Loss of freeze tolerance, or deacclimation, is an integral part of winter survival in woody perennials because untimely mid-winter or spring thaws followed by a hard freeze can cause severe injury to dehardened tissues. This study was undertaken to investigate deacclimation kinetics, particularly the timing and speed, of five blueberry (Vaccinium L.) cultivars (`Bluecrop', `Weymouth', `Ozarkblue', `Tifblue', and `Legacy'), with different germplasm compositions and mid-winter bud hardiness levels, in response to an environmentally controlled temperature regime. Based upon bud cold hardiness evaluations in 2000 and 2001, `Tifblue', a Vaccinium ashei Reade cultivar, was one of the least hardy and the fastest to deacclimate; `Bluecrop', a predominantly V. corymbosum L. cultivar, was the most hardy and the slowest to deacclimate; and `Ozarkblue', a predominantly V. corymbosum cultivar but including southern species V. darrowi Camp. and V. ashei, was intermediate in speed of deacclimation. `Weymouth' (predominantly V. corymbosum) and `Legacy' (73.4% V. corymbosum and 25% V. darrowi) were slow to intermediate deacclimators. Deacclimation rates did not correlate strictly with mid-winter bud hardiness. Data suggest that the southern germplasm component V. ashei may be responsible for the observed faster deacclimation whereas both southern species, V. darrowi and V. ashei, may contribute genes for cold sensitivity.
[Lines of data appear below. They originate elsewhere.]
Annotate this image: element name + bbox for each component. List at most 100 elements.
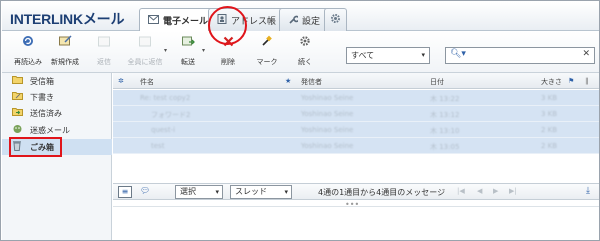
forward-icon (170, 35, 206, 51)
row-date: 木 13:12 (430, 111, 460, 119)
flag-star-icon[interactable]: ★ (285, 77, 291, 85)
message-list: Re: test copy2 Yoshinao Seine 木 13:22 3 … (113, 90, 599, 154)
row-from: Yoshinao Seine (301, 110, 354, 118)
table-row[interactable]: Re: test copy2 Yoshinao Seine 木 13:22 3 … (113, 90, 599, 106)
message-filter-value: すべて (351, 51, 375, 60)
first-page-icon[interactable]: |◀ (457, 187, 465, 195)
previous-page-icon[interactable]: ◀ (477, 187, 482, 195)
message-list-header: ✲ 件名 ★ 発信者 日付 大きさ ⚑ ∥ (113, 73, 599, 89)
row-subject: フォワード2 (151, 111, 191, 119)
table-row[interactable]: quest-i Yoshinao Seine 木 13:10 2 KB (113, 122, 599, 138)
message-list-empty-area (113, 154, 599, 183)
list-footer-bar: ≡ 💬︎ 選択 ▾ スレッド ▾ 4通の1通目から4通目のメッセージ |◀ ◀ … (113, 183, 599, 200)
reply-all-button[interactable]: 全員に返信 (124, 35, 166, 69)
row-subject: quest-i (151, 126, 176, 134)
reply-all-label: 全員に返信 (127, 58, 163, 66)
clear-search-icon[interactable]: ✕ (582, 49, 590, 59)
list-view-icon[interactable]: ≡ (118, 186, 132, 198)
reply-label: 返信 (97, 58, 111, 66)
mark-button[interactable]: マーク (249, 35, 285, 69)
attachment-icon[interactable]: ∥ (585, 77, 589, 85)
reply-all-dropdown-arrow[interactable]: ▾ (164, 47, 167, 54)
row-date: 木 13:10 (430, 127, 460, 135)
row-size: 2 KB (541, 126, 558, 134)
search-icon[interactable]: 🔍︎▾ (450, 49, 466, 59)
forward-label: 転送 (181, 58, 195, 66)
column-size[interactable]: 大きさ (541, 77, 562, 87)
chevron-down-icon: ▾ (284, 188, 288, 196)
folder-drafts-label: 下書き (30, 92, 54, 102)
tab-settings-label: 設定 (302, 16, 321, 27)
inbox-icon (12, 75, 24, 87)
folder-inbox-label: 受信箱 (30, 76, 54, 86)
folder-sent-label: 送信済み (30, 108, 62, 118)
table-row[interactable]: test Yoshinao Seine 木 13:05 2 KB (113, 138, 599, 154)
select-dropdown[interactable]: 選択 ▾ (175, 185, 223, 199)
tab-settings[interactable]: 設定 (279, 8, 330, 31)
refresh-label: 再読込み (14, 58, 42, 66)
message-filter-select[interactable]: すべて ▾ (346, 47, 430, 64)
row-from: Yoshinao Seine (301, 94, 354, 102)
forward-dropdown-arrow[interactable]: ▾ (202, 47, 205, 54)
row-date: 木 13:22 (430, 95, 460, 103)
app-logo: INTERLINKメール (10, 11, 125, 27)
reply-button[interactable]: 返信 (86, 35, 122, 69)
reply-icon (86, 35, 122, 51)
row-size: 3 KB (541, 94, 558, 102)
row-size: 3 KB (541, 110, 558, 118)
row-from: Yoshinao Seine (301, 142, 354, 150)
trash-highlight-box (9, 137, 62, 157)
folder-drafts[interactable]: 下書き (2, 89, 112, 105)
app-header: INTERLINKメール 電子メール アドレス帳 設定 (2, 2, 599, 32)
mark-icon (249, 35, 285, 51)
more-icon (287, 35, 323, 51)
compose-label: 新規作成 (51, 58, 79, 66)
column-subject[interactable]: 件名 (140, 77, 154, 87)
preview-pane (113, 206, 599, 240)
message-count-status: 4通の1通目から4通目のメッセージ (318, 188, 446, 197)
reply-all-icon (124, 35, 166, 51)
thread-dropdown-label: スレッド (235, 187, 267, 196)
thread-dropdown[interactable]: スレッド ▾ (230, 185, 292, 199)
mail-window: INTERLINKメール 電子メール アドレス帳 設定 再読込み 新規作成 返信… (0, 0, 600, 241)
last-page-icon[interactable]: ▶| (509, 187, 517, 195)
delete-label: 削除 (221, 58, 235, 66)
thread-view-icon[interactable]: 💬︎ (140, 186, 150, 195)
row-size: 2 KB (541, 142, 558, 150)
folder-sidebar: 受信箱 下書き 送信済み 迷惑メール ごみ箱 (2, 73, 112, 240)
more-button[interactable]: 続く (287, 35, 323, 69)
chevron-down-icon: ▾ (215, 188, 219, 196)
sent-icon (12, 107, 24, 119)
delete-highlight-circle (208, 6, 247, 45)
compose-button[interactable]: 新規作成 (47, 35, 83, 69)
gear-icon (330, 13, 341, 27)
folder-inbox[interactable]: 受信箱 (2, 73, 112, 89)
select-dropdown-label: 選択 (180, 187, 196, 196)
row-subject: Re: test copy2 (140, 94, 191, 102)
list-options-icon[interactable]: ✲ (118, 77, 124, 85)
envelope-icon (148, 14, 159, 27)
search-input[interactable]: 🔍︎▾ ✕ (445, 47, 595, 64)
folder-junk[interactable]: 迷惑メール (2, 122, 112, 138)
junk-icon (12, 124, 24, 137)
folder-junk-label: 迷惑メール (30, 125, 70, 135)
tab-mail-label: 電子メール (163, 17, 209, 27)
table-row[interactable]: フォワード2 Yoshinao Seine 木 13:12 3 KB (113, 106, 599, 122)
refresh-icon (10, 35, 46, 51)
row-date: 木 13:05 (430, 143, 460, 151)
tab-gear[interactable] (324, 8, 347, 31)
drafts-icon (12, 91, 24, 103)
tab-mail[interactable]: 電子メール (139, 8, 218, 32)
folder-sent[interactable]: 送信済み (2, 105, 112, 121)
column-from[interactable]: 発信者 (301, 77, 322, 87)
row-subject: test (151, 142, 165, 150)
row-from: Yoshinao Seine (301, 126, 354, 134)
chevron-down-icon: ▾ (421, 51, 425, 59)
download-icon[interactable]: ⤓ (586, 186, 590, 196)
flag-icon[interactable]: ⚑ (568, 77, 574, 85)
forward-button[interactable]: 転送 (170, 35, 206, 69)
column-date[interactable]: 日付 (430, 77, 444, 87)
next-page-icon[interactable]: ▶ (493, 187, 498, 195)
refresh-button[interactable]: 再読込み (10, 35, 46, 69)
more-label: 続く (298, 58, 312, 66)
Strong positive correlations between stage of bud opening and bud cold hardiness existed in both years (r = 0.90 and 0.82 in 2000 and 2001 study, respectively). Previously identified major blueberry dehydrins, 65-, 60-, and 14-kDa, progressively decreased in their abundance during incremental dehardening in `Bluecrop', `Weymouth', and `Tifblue'. However, down-regulation of the 14-kDa dehydrin most closely mirrored the loss in cold hardiness during deacclimation, and, therefore, may be involved in regulation of bud dehardening. Because differences in deacclimation rate were clearly evident among the genotypes studied, rate of deacclimation of the flower buds of blueberry should be an important consideration in breeding to improve winter survival.